What’s new in travel books

I’ve already mentioned a few of my favourites among books published in the first half of the year. Here are some of the travel-related books due over the next few months, ranging in subject from Nazi Germany to Japanese cuisine, and in place from Pakistan to the British Isles.

While his fellow graduates from Princeton set off to be “corporate conquistadors”, Kushanava Choudhury went to Calcutta  — which he had left with his family at the age of 12 for New Jersey — to work on the local paper. After postgraduate studies at Yale, he went back again, determined to “make sense of the city that had escaped and defied me [while I was] a journalist.” The Epic City: The World On the Streets in Calcutta (Bloomsbury, August 10) is the result. According to the writer and historian William Dalrymple, it “marks the arrival of a major new talent”.
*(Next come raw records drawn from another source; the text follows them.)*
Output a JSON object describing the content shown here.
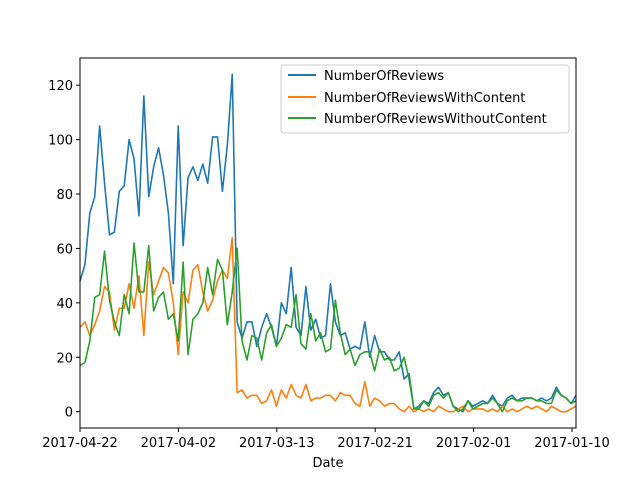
{
  "chart_data": {
    "type": "line",
    "xlabel": "Date",
    "ylabel": "",
    "x_axis_reversed": true,
    "x_ticks": [
      "2017-04-22",
      "2017-04-02",
      "2017-03-13",
      "2017-02-21",
      "2017-02-01",
      "2017-01-10"
    ],
    "y_ticks": [
      "0",
      "20",
      "40",
      "60",
      "80",
      "100",
      "120"
    ],
    "ylim": [
      -6,
      130
    ],
    "grid": false,
    "legend_position": "upper-right",
    "series": [
      {
        "name": "NumberOfReviews",
        "color": "#1f77b4",
        "values": [
          48,
          54,
          73,
          79,
          105,
          84,
          65,
          66,
          81,
          83,
          100,
          93,
          72,
          116,
          79,
          90,
          97,
          87,
          73,
          47,
          105,
          61,
          86,
          90,
          85,
          91,
          84,
          101,
          101,
          81,
          98,
          124,
          33,
          27,
          33,
          33,
          24,
          31,
          36,
          31,
          24,
          40,
          36,
          53,
          31,
          28,
          46,
          30,
          34,
          27,
          28,
          47,
          33,
          28,
          29,
          23,
          24,
          23,
          33,
          20,
          28,
          22,
          22,
          19,
          19,
          22,
          12,
          14,
          1,
          2,
          4,
          3,
          7,
          9,
          6,
          7,
          2,
          1,
          0,
          4,
          2,
          3,
          4,
          3,
          6,
          3,
          2,
          5,
          6,
          4,
          5,
          5,
          5,
          4,
          5,
          4,
          5,
          9,
          6,
          5,
          3,
          6
        ]
      },
      {
        "name": "NumberOfReviewsWithContent",
        "color": "#ff7f0e",
        "values": [
          31,
          33,
          28,
          32,
          37,
          46,
          44,
          30,
          38,
          38,
          47,
          38,
          50,
          28,
          55,
          43,
          48,
          53,
          51,
          40,
          21,
          44,
          40,
          52,
          54,
          44,
          37,
          41,
          48,
          52,
          49,
          64,
          7,
          8,
          5,
          6,
          6,
          3,
          4,
          8,
          2,
          8,
          5,
          10,
          6,
          5,
          10,
          4,
          5,
          5,
          6,
          6,
          4,
          7,
          6,
          6,
          3,
          2,
          11,
          2,
          5,
          4,
          2,
          3,
          3,
          1,
          0,
          2,
          0,
          1,
          0,
          1,
          0,
          2,
          1,
          0,
          0,
          1,
          2,
          0,
          1,
          1,
          1,
          0,
          1,
          0,
          2,
          0,
          1,
          0,
          1,
          2,
          1,
          2,
          1,
          0,
          2,
          1,
          0,
          0,
          1,
          2
        ]
      },
      {
        "name": "NumberOfReviewsWithoutContent",
        "color": "#2ca02c",
        "values": [
          17,
          18,
          26,
          42,
          43,
          59,
          41,
          33,
          28,
          43,
          36,
          62,
          44,
          44,
          61,
          37,
          42,
          44,
          34,
          36,
          26,
          55,
          21,
          34,
          36,
          40,
          53,
          43,
          56,
          52,
          32,
          44,
          60,
          26,
          19,
          28,
          27,
          19,
          29,
          32,
          24,
          27,
          32,
          31,
          43,
          25,
          23,
          36,
          26,
          29,
          22,
          23,
          41,
          29,
          21,
          23,
          17,
          21,
          22,
          22,
          15,
          23,
          19,
          20,
          15,
          16,
          20,
          12,
          1,
          1,
          4,
          2,
          6,
          7,
          5,
          7,
          2,
          0,
          1,
          4,
          1,
          2,
          3,
          3,
          5,
          3,
          0,
          4,
          5,
          4,
          4,
          5,
          5,
          4,
          4,
          3,
          3,
          8,
          6,
          5,
          3,
          4
        ]
      }
    ]
  }
}
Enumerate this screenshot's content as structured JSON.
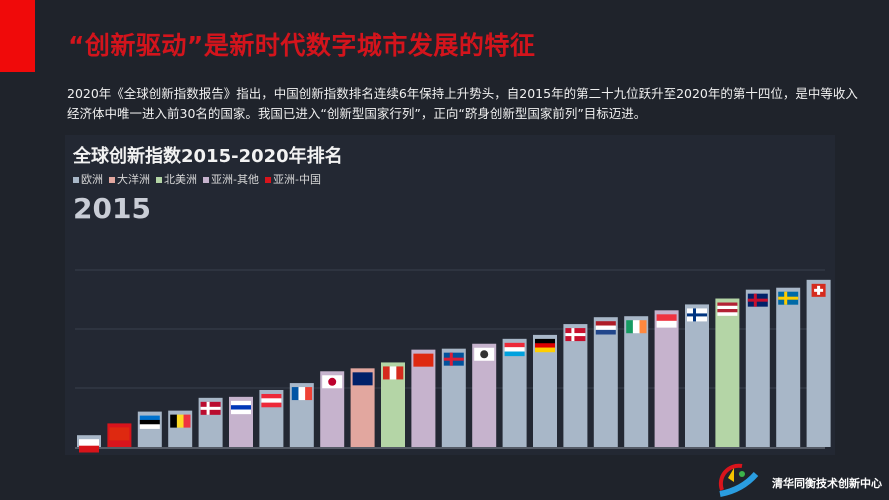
{
  "header": {
    "title": "“创新驱动”是新时代数字城市发展的特征",
    "paragraph": "2020年《全球创新指数报告》指出，中国创新指数排名连续6年保持上升势头，自2015年的第二十九位跃升至2020年的第十四位，是中等收入经济体中唯一进入前30名的国家。我国已进入“创新型国家行列”，正向“跻身创新型国家前列”目标迈进。"
  },
  "chart_data": {
    "type": "bar",
    "title": "全球创新指数2015-2020年排名",
    "year_label": "2015",
    "legend": [
      {
        "name": "欧洲",
        "color": "#a8b7c8"
      },
      {
        "name": "大洋洲",
        "color": "#e2a79f"
      },
      {
        "name": "北美洲",
        "color": "#b4d5a6"
      },
      {
        "name": "亚洲-其他",
        "color": "#c6b3cd"
      },
      {
        "name": "亚洲-中国",
        "color": "#d8141c"
      }
    ],
    "grid": true,
    "ylim": [
      0,
      180
    ],
    "categories": [
      "CZ",
      "CN",
      "EE",
      "BE",
      "NO",
      "IL",
      "AT",
      "FR",
      "JP",
      "NZ",
      "CA",
      "HK",
      "IS",
      "KR",
      "LU",
      "DE",
      "DK",
      "NL",
      "IE",
      "SG",
      "FI",
      "US",
      "GB",
      "SE",
      "CH"
    ],
    "regions": [
      "欧洲",
      "亚洲-中国",
      "欧洲",
      "欧洲",
      "欧洲",
      "亚洲-其他",
      "欧洲",
      "欧洲",
      "亚洲-其他",
      "大洋洲",
      "北美洲",
      "亚洲-其他",
      "欧洲",
      "亚洲-其他",
      "欧洲",
      "欧洲",
      "欧洲",
      "欧洲",
      "欧洲",
      "亚洲-其他",
      "欧洲",
      "北美洲",
      "欧洲",
      "欧洲",
      "欧洲"
    ],
    "values": [
      12,
      24,
      36,
      37,
      50,
      51,
      58,
      65,
      77,
      80,
      86,
      99,
      100,
      105,
      110,
      114,
      125,
      132,
      133,
      139,
      145,
      151,
      160,
      162,
      170
    ]
  },
  "footer": {
    "logo_text": "清华同衡技术创新中心"
  }
}
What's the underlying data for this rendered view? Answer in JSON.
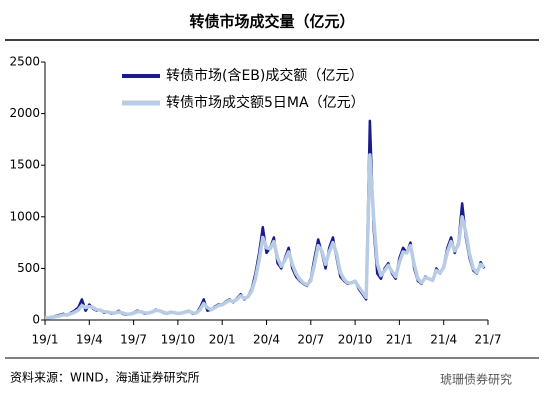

How did Germany look to visitors — and there were many of them, particularly Britons and Americans — in the run-up to the Second World War? That’s a question Julia Boyd sets out to answer with Travellers in the Third Reich: The Rise of Fascism Through the Eyes of Everyday People (Elliott & Thompson, August 10), which draws on scores of previously unpublished diaries and letters. Drawn together, she says, “they generate an extraordinary three-dimensional picture of Germany under Hitler”.

Stories evoking Amsterdam’s pre-war past, before the dismantling of Jewish culture by the Nazis, feature in Amsterdam Tales (Oxford University Press, August 24), a collection of fiction, memoirs and anecdotes ranging in time from the 17th century to the 21st. Translated by Paul Vincent and edited by Helen Constantine, it is part of a series from OUP that has already included anthologies from Paris, Copenhagen and Vienna.

For his debut Walking the Woods and the Water, which was short-listed for the 2015 Stanford Dolman Travel Book of the Year award, Nick Hunt retraced the footsteps of Patrick Leigh Fermor on his epic 1930s trek from the Hook of Holland to the Golden Horn. In Where the Wild Winds Are (Nicholas Brealey, September 7), he is borne along by the very forces he is pursuing, starting with the roaring Helm through the Pennines and finishing with the Mistral in the south of France. It’s a book, his publishers say, “that makes the invisible visible”.

What news we hear in the West about Pakistan is rarely good, a fact reflected in the Foreign Office’s advisory page about the country, which is not exactly an encouragement to visit. In Travels in a Dervish Cloak (Eland, September 28), Isambard Wilkinson, who worked there as a foreign correspondent during the “War on Terror”, sets out to explore the land behind the headlines, for what his publishers promise will be “a funny, hashish- and whisky-scented travel book from the front line”.

In his last book, Coastlines, Patrick Barkham beat the bounds of the National Trust’s seaside holdings. In Islander: A Journey Around Our Archipelago (Granta, October 5), he heads offshore. Inspired by a DH Lawrence story about a man seeking peace on successively smaller islands, he travels through 11 outposts of the British Isles, moving from large to medium to tiny, “seeking… the essence of what it is to be an islander”.

Ten years after their first visit to Japan, which led to the award-winning Sushi and Beyond, Michael Booth returns with his family “to delve deeper into the country’s food culture, to see what we’d missed, and [to] get to know the Japanese a little better”. He tells all — including a story about a chef who sacrificed a limb in pursuit of the ultimate bowl of ramen — in The Meaning of Rice — and Other Tales from the Belly of Japan (Jonathan Cape, October 12).